President Vladimir V. Putin of Russia restated his opposition on Monday to the internationally backed Black Sea grain deal, a sign that little progress was made toward reviving the agreement after bilateral talks with his Turkish counterpart, Recep Tayyip Erdogan.
Amid an international push to revive the deal, which Turkey helped broker and which had allowed Ukraine to safely export tens of millions of tons of grain through the Black Sea, Mr. Putin reiterated a litany of complaints about the accord and said that Russia was prepared to re-enter the deal only after Western nations addressed its concerns.
Moscow withdrew from the agreement in July and has since repeatedly bombarded Ukrainian grain facilities and threatened civilian ships heading to Ukrainian ports. Those attacks continued on Monday as Russia fired drones at the southern Odesa region for the second straight day, targeting the Ukrainian side of the Danube River, which has emerged as an alternative shipping route amid Russia’s de facto blockade of Ukraine’s Black Sea coast.
Mr. Putin and Mr. Erdogan met for about 90 minutes in Sochi, a Russian Black Sea resort, according to the Russian state news agency Tass. Addressing reporters afterward, Mr. Putin said that Western nations were still refusing to ease sanctions on Russian grain and fertilizer exports, resume deliveries of agricultural equipment and spare parts to Russia, or to solve problems facing Russian banking and insurance services.

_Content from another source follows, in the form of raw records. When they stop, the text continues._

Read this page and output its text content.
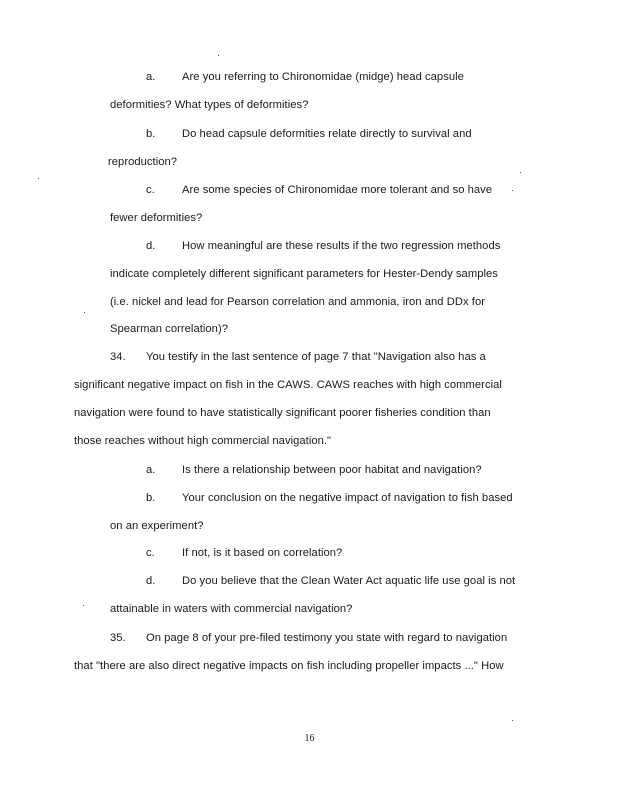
a. Are you referring to Chironomidae (midge) head capsule
deformities? What types of deformities?
b. Do head capsule deformities relate directly to survival and
reproduction?
c. Are some species of Chironomidae more tolerant and so have
fewer deformities?
d. How meaningful are these results if the two regression methods
indicate completely different significant parameters for Hester-Dendy samples
(i.e. nickel and lead for Pearson correlation and ammonia, iron and DDx for
Spearman correlation)?
34. You testify in the last sentence of page 7 that "Navigation also has a
significant negative impact on fish in the CAWS. CAWS reaches with high commercial
navigation were found to have statistically significant poorer fisheries condition than
those reaches without high commercial navigation."
a. Is there a relationship between poor habitat and navigation?
b. Your conclusion on the negative impact of navigation to fish based
on an experiment?
c. If not, is it based on correlation?
d. Do you believe that the Clean Water Act aquatic life use goal is not
attainable in waters with commercial navigation?
35. On page 8 of your pre-filed testimony you state with regard to navigation
that "there are also direct negative impacts on fish including propeller impacts ..." How
16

Russia has said that the restrictions, which Western nations imposed after Moscow’s full-scale invasion of Ukraine last year, have prevented it from exporting its own products as the deal brokered last summer had allowed.

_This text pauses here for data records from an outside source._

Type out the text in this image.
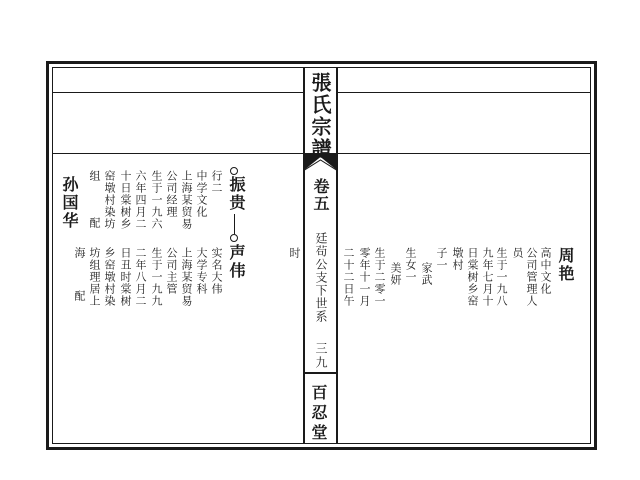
張氏宗譜
卷五
廷茍公支下世系
三九
百忍堂
周艳
高中文化
公司管理人
员
生于一九八
九年七月十
日棠树乡窑
墩村
子一
家武
生女一
美妍
生于二零一
零年十一月
二十二日午
时
振贵
声伟
行二
中学文化
上海某贸易
公司经理
生于一九六
六年四月二
十日棠树乡
窑墩村染坊
组
配
孙国华
实名大伟
大学专科
上海某贸易
公司主管
生于一九九
二年八月二
日丑时棠树
乡窑墩村染
坊组理居上
海
配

“As I’ve already said, we were simply forced to take this decision,” Mr. Putin said, referring to Russia’s withdrawal from the agreement on July 18.
Russia and Ukraine are among the world’s largest grain exporters, and the deal had helped ease fears of a global food crisis.

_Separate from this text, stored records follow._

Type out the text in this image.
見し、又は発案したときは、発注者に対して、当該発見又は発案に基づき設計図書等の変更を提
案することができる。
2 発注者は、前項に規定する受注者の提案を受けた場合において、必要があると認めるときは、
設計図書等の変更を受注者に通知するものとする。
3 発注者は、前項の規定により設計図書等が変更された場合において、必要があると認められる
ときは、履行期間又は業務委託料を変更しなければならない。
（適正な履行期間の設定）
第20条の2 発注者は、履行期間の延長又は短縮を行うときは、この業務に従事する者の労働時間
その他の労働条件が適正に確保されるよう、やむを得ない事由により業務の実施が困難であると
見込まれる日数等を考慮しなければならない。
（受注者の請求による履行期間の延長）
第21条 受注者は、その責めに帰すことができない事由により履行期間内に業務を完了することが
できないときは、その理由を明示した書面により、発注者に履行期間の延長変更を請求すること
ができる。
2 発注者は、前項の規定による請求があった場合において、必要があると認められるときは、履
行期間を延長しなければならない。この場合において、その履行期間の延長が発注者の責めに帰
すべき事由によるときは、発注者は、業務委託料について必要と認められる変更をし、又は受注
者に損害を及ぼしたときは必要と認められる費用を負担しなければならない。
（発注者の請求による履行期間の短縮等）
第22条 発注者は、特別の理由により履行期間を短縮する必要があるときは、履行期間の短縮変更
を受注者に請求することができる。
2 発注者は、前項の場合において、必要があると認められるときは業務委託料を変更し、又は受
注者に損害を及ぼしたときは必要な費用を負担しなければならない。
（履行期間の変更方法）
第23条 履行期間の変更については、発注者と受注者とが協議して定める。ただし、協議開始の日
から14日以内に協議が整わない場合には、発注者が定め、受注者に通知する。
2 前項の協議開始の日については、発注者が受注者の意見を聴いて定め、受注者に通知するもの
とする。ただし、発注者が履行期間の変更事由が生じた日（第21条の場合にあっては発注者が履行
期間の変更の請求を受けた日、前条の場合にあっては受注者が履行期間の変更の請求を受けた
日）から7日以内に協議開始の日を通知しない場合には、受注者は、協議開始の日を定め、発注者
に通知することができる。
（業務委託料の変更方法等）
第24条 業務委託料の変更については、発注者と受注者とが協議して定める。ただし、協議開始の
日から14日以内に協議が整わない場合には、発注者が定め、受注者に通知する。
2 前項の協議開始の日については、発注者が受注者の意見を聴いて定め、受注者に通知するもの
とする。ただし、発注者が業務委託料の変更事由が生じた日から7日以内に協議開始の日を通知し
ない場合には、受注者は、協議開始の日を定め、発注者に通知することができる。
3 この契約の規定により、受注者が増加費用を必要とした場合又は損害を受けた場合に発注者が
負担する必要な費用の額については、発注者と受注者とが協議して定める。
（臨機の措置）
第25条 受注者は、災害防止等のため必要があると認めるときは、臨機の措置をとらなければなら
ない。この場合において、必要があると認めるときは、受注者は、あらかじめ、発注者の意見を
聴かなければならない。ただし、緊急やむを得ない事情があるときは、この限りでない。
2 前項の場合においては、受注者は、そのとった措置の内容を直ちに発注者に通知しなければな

In recent weeks, both Kyiv and Moscow have pushed proposals for a revised agreement that would circumvent the need for the other’s participation — while Turkey and the United Nations have been urging a resumption of the accord.
The secretary general of the United Nations, António Guterres, made overtures to Moscow last week, sending a letter to Russia’s foreign minister with a new set of proposals. Mr. Guterres told reporters in New York on Thursday that “we have some concrete solutions for the concerns allowing for an effective, or more effective access of Russian food and fertilizers to global markets at adequate prices.” He did not provide details.
Mr. Erdogan said on Monday that he believed the U.N. proposals could form the basis of a compromise to revive the deal. “We have been repeating the points our Russian friends have been articulating,” he said, adding: “I believe we will reach a solution in a short time.”
He also welcomed a Russian proposal to send 1 million metric tons of grain to poorer countries via Turkey or Qatar, an offer that Mr. Putin said was not an alternative to a broader agreement.
The Turkish president has frequently served as an emissary of sorts to Mr. Putin, to the occasional consternation of his allies in NATO, the Western alliance that Russia considers one of its primary foes. Russia, which has been searching for ways to evade Western sanctions over its invasion of Ukraine, sees its relationship with Turkey as a possible route to easing the restrictions.